Docks may not be as exciting as robots, but we ignore them at our peril: Everyone has a dock, just like everyone has a lift truck or, at the least, a pallet jack. Most of us take them for granted. Walt Swietlik, a director of customer relations at Rite-Hite, gave a strong overview of some of the common and costly mistakes he’s come across in recent years as companies adapt to changes in trailers and transportation. Like the company that was thrilled about the 40 foot long staging areas they’d designed for their new DC until Swietlik pointed out they were shipping in 53 foot trailers, or the new logistics manager who decreed they would ship in 8-1/2 foot wide trailers – except the dock doors were only 8 feet wide. “The grocery industry has about $2.6 billion in unsaleable merchandise each year,” he said. “About $1.5 billion of that is because of damage and a big source is the result of what happens at the dock.”

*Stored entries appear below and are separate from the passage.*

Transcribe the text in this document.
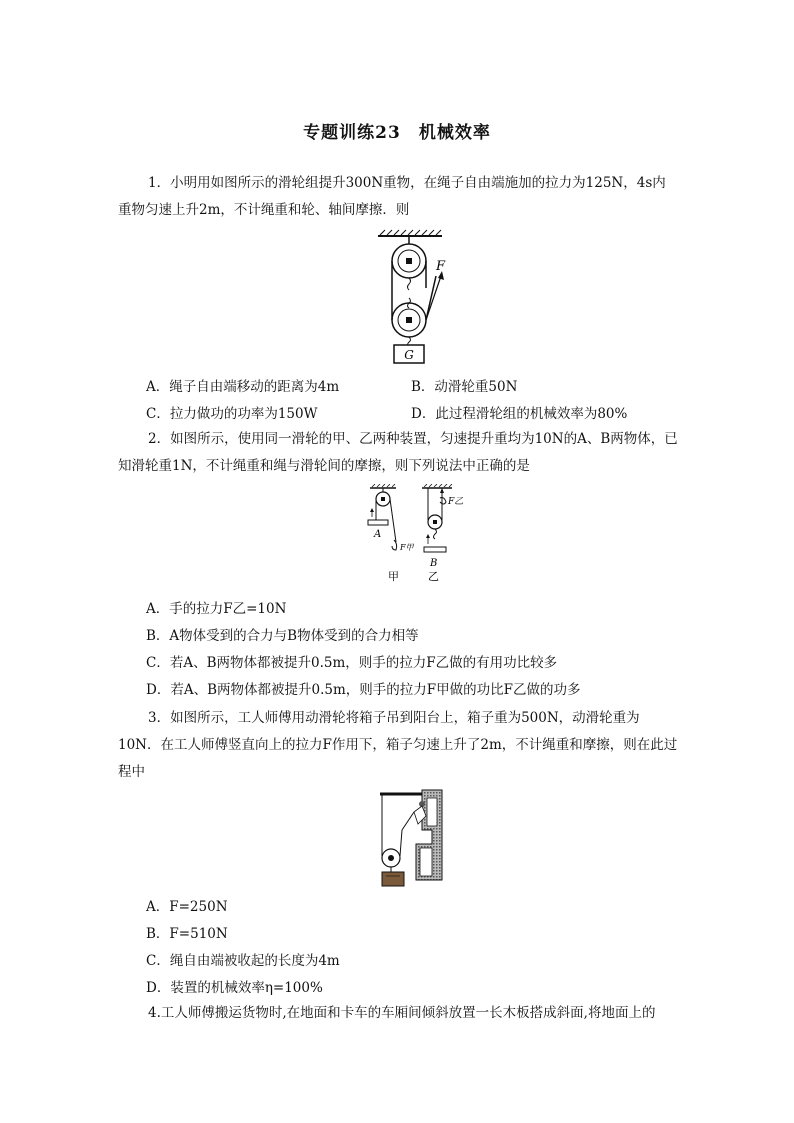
专题训练23　机械效率
1．小明用如图所示的滑轮组提升300N重物，在绳子自由端施加的拉力为125N，4s内重物匀速上升2m，不计绳重和轮、轴间摩擦．则
F
G
A．绳子自由端移动的距离为4m	B．动滑轮重50N
C．拉力做功的功率为150W	D．此过程滑轮组的机械效率为80%
2．如图所示，使用同一滑轮的甲、乙两种装置，匀速提升重均为10N的A、B两物体，已知滑轮重1N，不计绳重和绳与滑轮间的摩擦，则下列说法中正确的是
A
F甲
甲
F乙
B
乙
A．手的拉力F乙=10N
B．A物体受到的合力与B物体受到的合力相等
C．若A、B两物体都被提升0.5m，则手的拉力F乙做的有用功比较多
D．若A、B两物体都被提升0.5m，则手的拉力F甲做的功比F乙做的功多
3．如图所示，工人师傅用动滑轮将箱子吊到阳台上，箱子重为500N，动滑轮重为10N．在工人师傅竖直向上的拉力F作用下，箱子匀速上升了2m，不计绳重和摩擦，则在此过程中
A．F=250N
B．F=510N
C．绳自由端被收起的长度为4m
D．装置的机械效率η=100%
4.工人师傅搬运货物时,在地面和卡车的车厢间倾斜放置一长木板搭成斜面,将地面上的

Small systems can deliver big savings: That was the message delivered by Abe Kassin, vice president of operations for LT Apparel Group, a manufacturer and distributor of children’s clothing. LT’s heritage is shipping pallets and full cartons to retail stores and distribution centers. A couple of years ago, LT had an opportunity to license the manufacturing rights to the children’s clothing lines from Carhartt and Adidas. The new lines called for new distribution processes: garments on hanger, value added services and lots of piece picking. After doing it with manual processes for the first season, LT made a modest investment in a pick-to-light and put-to-light picking system driven by a warehouse control system to direct the picking. The result was a 70% reduction in labor, a reduction in lead times from 10 days to 24 hours, and an ROI in less than one year. More importantly, both companies renewed their licensing agreements with LT.
That’s an investment that led to a real competitive advantage. Maybe even an unfair advantage.